How to put the kibosh on a gossip
If someone approaches you with a “story” about some situation that they want your reaction to or advice about, if you choose to listen, be prepared to screen for gossip.
- Ask probing, specific questions: what, where, when, how, who, and why. Gossips will leave out important facts. For example, they’ll fail to pass along that after a moral failure the person confessed and repented. A gossip will only focus on the sin and won’t mention the work toward redemption.
- If they’re on a mission to gossip, as you probe you’ll surface inconsistencies. Pay attention for shifts in the story line and then call them on it and press them for a clear explanation. For example, a gossip may claim someone did something at a specific time and place, but you realize that person was somewhere else at the time. The gossip will then try to recast the information on the fly. Don’t let them!

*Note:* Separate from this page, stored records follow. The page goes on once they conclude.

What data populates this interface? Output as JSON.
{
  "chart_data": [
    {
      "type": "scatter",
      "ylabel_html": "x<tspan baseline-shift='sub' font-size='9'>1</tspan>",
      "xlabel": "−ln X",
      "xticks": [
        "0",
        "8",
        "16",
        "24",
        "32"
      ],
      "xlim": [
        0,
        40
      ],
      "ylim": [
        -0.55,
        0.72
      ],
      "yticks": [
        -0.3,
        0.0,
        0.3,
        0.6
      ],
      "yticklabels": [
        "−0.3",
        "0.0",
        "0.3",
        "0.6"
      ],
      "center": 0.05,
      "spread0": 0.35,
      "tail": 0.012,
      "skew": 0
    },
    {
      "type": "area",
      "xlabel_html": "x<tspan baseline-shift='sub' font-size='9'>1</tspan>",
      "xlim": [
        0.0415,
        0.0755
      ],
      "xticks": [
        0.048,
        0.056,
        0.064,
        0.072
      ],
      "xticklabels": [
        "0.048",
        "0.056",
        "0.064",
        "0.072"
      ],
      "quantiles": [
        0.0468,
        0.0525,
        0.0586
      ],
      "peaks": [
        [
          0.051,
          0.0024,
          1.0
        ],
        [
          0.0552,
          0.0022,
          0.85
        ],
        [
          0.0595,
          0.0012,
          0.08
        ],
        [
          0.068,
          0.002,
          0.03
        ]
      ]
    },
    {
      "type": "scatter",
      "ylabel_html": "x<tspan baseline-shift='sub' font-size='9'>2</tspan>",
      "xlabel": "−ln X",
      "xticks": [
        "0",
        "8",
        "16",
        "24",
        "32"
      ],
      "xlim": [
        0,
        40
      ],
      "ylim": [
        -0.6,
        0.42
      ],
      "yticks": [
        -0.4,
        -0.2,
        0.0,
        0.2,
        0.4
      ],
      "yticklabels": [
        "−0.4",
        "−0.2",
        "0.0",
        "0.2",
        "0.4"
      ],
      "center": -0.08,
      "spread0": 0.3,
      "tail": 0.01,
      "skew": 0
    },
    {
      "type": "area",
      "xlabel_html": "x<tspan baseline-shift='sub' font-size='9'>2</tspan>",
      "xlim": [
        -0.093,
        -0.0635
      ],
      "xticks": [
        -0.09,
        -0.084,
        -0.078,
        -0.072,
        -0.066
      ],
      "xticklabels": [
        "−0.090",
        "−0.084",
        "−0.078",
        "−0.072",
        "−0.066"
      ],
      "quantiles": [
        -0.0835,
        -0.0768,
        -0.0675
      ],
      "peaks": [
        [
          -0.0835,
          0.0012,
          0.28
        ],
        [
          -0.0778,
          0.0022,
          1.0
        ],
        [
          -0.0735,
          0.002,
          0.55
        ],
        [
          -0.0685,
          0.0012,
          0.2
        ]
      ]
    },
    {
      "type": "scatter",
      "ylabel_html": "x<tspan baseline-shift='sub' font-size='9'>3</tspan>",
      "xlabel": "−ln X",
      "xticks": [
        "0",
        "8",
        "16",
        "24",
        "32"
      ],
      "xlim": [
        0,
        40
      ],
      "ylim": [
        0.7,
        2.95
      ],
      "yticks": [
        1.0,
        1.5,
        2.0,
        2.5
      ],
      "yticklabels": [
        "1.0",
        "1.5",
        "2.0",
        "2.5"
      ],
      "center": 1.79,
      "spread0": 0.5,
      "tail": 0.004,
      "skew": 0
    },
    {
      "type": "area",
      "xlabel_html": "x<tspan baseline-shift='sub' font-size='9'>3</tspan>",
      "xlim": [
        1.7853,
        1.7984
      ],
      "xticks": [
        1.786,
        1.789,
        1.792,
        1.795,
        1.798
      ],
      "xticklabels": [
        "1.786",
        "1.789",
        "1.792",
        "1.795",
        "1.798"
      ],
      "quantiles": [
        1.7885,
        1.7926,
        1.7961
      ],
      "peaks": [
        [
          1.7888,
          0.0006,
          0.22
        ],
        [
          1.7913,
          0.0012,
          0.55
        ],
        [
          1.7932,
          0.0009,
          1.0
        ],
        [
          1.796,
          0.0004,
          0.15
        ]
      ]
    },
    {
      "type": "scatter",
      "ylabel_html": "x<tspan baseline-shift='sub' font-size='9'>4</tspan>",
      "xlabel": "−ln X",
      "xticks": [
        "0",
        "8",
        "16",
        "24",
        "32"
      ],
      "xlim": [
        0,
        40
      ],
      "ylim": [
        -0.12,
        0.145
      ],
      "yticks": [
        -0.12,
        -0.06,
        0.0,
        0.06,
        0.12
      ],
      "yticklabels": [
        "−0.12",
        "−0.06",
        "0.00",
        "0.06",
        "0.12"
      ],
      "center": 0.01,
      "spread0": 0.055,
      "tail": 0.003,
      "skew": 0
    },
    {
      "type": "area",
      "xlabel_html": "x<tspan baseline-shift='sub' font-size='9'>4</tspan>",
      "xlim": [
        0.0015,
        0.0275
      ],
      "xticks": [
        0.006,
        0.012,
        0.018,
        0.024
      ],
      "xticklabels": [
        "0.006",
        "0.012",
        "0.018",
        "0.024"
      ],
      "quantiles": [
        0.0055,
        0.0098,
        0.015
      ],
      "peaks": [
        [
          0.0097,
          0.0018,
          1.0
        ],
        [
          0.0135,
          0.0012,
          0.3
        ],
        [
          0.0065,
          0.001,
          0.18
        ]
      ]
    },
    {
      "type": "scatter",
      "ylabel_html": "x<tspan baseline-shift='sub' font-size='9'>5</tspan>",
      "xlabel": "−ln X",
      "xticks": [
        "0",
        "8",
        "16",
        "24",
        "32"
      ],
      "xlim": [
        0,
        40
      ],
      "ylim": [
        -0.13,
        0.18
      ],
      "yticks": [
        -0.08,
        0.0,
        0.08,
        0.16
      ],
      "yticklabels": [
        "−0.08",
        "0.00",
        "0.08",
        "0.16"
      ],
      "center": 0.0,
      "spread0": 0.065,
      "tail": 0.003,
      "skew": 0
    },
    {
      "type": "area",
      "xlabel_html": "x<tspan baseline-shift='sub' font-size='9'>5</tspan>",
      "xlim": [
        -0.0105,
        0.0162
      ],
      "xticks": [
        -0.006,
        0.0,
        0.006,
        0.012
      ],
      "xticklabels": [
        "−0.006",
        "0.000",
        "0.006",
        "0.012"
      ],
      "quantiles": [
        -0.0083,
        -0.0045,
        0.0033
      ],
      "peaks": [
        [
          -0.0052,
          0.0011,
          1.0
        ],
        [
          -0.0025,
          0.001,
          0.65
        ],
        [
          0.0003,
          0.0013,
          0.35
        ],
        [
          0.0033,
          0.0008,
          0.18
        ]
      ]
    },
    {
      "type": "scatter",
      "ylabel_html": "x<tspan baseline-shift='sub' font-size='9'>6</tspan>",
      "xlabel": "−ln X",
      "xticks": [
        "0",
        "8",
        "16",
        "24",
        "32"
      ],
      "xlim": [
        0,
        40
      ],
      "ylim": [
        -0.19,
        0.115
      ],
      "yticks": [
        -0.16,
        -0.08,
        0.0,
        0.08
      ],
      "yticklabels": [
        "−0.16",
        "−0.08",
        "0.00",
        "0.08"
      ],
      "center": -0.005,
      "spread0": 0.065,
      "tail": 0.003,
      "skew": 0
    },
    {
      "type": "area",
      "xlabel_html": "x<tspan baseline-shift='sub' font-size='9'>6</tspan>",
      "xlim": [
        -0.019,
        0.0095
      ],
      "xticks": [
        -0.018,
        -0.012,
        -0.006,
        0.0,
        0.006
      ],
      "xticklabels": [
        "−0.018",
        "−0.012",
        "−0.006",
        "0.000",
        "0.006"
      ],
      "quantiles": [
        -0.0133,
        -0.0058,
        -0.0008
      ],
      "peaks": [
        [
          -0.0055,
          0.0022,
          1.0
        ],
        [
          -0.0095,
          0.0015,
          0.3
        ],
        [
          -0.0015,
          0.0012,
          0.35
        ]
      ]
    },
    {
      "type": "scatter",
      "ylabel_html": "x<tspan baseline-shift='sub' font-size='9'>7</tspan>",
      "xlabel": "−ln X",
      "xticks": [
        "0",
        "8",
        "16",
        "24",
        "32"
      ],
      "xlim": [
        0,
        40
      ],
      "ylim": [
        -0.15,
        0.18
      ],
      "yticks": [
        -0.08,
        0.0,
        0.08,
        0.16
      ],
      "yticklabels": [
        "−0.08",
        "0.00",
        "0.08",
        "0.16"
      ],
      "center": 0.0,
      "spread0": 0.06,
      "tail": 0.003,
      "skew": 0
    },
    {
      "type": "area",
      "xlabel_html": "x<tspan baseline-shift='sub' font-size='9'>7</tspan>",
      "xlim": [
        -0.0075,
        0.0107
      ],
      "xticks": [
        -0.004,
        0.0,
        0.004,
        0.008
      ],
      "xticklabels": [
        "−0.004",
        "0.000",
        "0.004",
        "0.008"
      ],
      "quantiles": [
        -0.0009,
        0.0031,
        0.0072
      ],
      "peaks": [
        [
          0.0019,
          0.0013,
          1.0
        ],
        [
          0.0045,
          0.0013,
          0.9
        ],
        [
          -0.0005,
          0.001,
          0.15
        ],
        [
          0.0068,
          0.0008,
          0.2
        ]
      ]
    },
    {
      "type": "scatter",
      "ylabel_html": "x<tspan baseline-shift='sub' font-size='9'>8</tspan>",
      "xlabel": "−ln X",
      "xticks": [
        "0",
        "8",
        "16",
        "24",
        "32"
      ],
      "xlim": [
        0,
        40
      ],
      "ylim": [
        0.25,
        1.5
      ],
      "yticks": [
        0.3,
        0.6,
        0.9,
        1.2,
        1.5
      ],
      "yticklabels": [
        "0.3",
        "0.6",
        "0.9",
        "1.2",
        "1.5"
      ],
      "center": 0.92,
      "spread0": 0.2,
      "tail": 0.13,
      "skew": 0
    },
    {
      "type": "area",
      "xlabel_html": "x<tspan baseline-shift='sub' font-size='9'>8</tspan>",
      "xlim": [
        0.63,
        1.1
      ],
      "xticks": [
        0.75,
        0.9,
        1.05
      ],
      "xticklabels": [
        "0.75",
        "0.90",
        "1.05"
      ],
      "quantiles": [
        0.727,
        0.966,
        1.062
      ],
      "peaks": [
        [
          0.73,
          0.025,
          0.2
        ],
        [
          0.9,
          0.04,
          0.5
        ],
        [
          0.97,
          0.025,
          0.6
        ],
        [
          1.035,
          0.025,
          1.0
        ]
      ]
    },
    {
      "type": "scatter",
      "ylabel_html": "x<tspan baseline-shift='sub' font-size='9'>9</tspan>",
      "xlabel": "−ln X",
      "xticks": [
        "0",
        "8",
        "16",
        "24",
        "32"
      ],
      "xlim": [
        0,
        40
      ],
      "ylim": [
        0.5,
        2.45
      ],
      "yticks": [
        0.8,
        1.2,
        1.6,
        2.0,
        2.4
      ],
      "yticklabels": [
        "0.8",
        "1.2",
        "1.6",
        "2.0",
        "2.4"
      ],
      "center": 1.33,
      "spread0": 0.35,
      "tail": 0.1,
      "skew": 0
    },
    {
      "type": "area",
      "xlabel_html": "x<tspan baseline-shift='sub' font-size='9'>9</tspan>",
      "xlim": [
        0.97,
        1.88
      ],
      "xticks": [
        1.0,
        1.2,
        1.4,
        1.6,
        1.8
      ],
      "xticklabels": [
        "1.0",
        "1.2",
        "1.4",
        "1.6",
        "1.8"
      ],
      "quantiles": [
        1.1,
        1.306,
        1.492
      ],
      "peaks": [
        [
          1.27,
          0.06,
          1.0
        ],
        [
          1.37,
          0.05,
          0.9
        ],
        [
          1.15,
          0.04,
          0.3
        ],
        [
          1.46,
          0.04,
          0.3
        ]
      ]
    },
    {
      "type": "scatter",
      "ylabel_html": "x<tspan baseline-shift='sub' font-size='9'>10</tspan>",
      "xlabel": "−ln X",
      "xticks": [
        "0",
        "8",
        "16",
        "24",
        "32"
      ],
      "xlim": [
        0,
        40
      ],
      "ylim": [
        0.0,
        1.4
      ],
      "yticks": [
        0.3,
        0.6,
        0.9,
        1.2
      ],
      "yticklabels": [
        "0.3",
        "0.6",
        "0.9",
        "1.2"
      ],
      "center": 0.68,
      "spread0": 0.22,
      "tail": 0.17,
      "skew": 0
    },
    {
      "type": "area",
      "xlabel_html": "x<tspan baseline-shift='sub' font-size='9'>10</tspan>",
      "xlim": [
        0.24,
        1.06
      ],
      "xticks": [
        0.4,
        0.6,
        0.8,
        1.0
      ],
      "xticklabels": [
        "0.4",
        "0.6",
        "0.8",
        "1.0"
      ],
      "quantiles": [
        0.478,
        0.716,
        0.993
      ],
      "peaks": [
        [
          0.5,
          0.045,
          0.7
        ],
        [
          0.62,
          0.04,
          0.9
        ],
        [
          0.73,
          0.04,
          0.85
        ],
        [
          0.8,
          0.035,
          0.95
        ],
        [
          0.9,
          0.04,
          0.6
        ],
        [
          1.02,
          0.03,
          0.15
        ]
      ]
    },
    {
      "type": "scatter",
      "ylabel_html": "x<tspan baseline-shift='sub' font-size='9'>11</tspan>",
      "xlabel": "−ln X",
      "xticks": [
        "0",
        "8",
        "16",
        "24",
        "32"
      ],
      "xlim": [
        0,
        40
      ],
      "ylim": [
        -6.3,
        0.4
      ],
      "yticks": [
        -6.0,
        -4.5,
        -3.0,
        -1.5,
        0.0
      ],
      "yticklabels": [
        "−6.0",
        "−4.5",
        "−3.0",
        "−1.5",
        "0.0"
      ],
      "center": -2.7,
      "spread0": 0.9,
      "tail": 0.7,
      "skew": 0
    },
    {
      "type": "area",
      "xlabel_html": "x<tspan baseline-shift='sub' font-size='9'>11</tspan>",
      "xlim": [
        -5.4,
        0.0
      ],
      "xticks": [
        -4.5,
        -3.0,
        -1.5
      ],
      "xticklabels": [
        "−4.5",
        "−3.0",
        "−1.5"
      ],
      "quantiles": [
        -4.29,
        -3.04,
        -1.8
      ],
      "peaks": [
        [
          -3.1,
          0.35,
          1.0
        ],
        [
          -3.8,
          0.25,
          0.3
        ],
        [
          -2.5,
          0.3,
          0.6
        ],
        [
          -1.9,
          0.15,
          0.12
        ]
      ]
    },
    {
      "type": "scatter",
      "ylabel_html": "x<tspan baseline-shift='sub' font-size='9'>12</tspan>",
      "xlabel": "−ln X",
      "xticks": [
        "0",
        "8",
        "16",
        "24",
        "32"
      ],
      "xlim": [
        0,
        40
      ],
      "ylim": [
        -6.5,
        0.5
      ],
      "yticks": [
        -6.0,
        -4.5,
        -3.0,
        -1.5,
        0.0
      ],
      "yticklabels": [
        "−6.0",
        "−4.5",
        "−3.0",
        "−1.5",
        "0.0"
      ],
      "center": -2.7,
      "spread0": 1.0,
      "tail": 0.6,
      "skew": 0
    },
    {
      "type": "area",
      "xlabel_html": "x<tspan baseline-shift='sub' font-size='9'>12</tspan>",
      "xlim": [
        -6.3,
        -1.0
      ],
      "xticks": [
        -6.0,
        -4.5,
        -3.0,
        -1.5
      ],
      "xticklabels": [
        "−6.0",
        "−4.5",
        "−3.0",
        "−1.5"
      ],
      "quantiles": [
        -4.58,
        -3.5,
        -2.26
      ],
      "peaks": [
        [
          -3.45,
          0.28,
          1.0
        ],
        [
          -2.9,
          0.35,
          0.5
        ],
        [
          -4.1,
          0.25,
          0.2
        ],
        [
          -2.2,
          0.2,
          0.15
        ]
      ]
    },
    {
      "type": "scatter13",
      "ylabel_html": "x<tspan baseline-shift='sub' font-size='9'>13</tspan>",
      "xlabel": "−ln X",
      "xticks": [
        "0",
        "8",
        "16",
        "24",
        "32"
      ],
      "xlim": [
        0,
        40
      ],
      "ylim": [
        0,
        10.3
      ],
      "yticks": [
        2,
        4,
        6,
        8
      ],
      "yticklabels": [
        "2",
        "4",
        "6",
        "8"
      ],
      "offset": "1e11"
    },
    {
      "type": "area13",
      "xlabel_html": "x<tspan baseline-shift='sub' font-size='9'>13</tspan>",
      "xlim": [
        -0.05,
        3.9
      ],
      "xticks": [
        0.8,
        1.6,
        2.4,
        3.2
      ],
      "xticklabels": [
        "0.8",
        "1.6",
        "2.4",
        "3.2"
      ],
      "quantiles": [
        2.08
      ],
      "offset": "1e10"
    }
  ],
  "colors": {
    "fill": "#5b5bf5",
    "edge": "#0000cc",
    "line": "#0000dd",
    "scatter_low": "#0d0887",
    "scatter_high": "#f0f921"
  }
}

- Keep asking questions to clarify their story and get to the essential “facts.” A gossip will resist being pinned down, even if there is some truth to their lie.
- Have them make it clear to you why they are sharing this information; ask them what they want from you. Someone seeking your advice will likely be troubled or cautious about sharing the information, while a gossip will enjoy telling you every salacious detail.
- If you suspect you’re being fed gossip, tell them you’re going to check the story with the person or persons they’ve reference in their gossip. A gossiper will panic or try to direct you to a fellow-gossiper. But, if the person is genuinely seeking your advice, don’t break their confidence.
If someone is telling you the truth and genuinely seeking your counsel, they’ll be happy to clarify the facts. If they’re lying, your questions will make them sweat and stutter and very likely will send them packing.
Gossips want you to listen, validate them, believe horrible lies about others, and share in spreading the story. They aren’t looking for a resolution to anything, instead they want to keep the rumor mill churning. Someone seeking advice will be quick to protect reputations and believe the best about people; they are wanting to find a way to help improve what may be a painful or harmful situation.
Don’t join in with another's gossip. Listening to and spreading rumors puts your hand on the knife that’s lodged in the heart of another's reputation.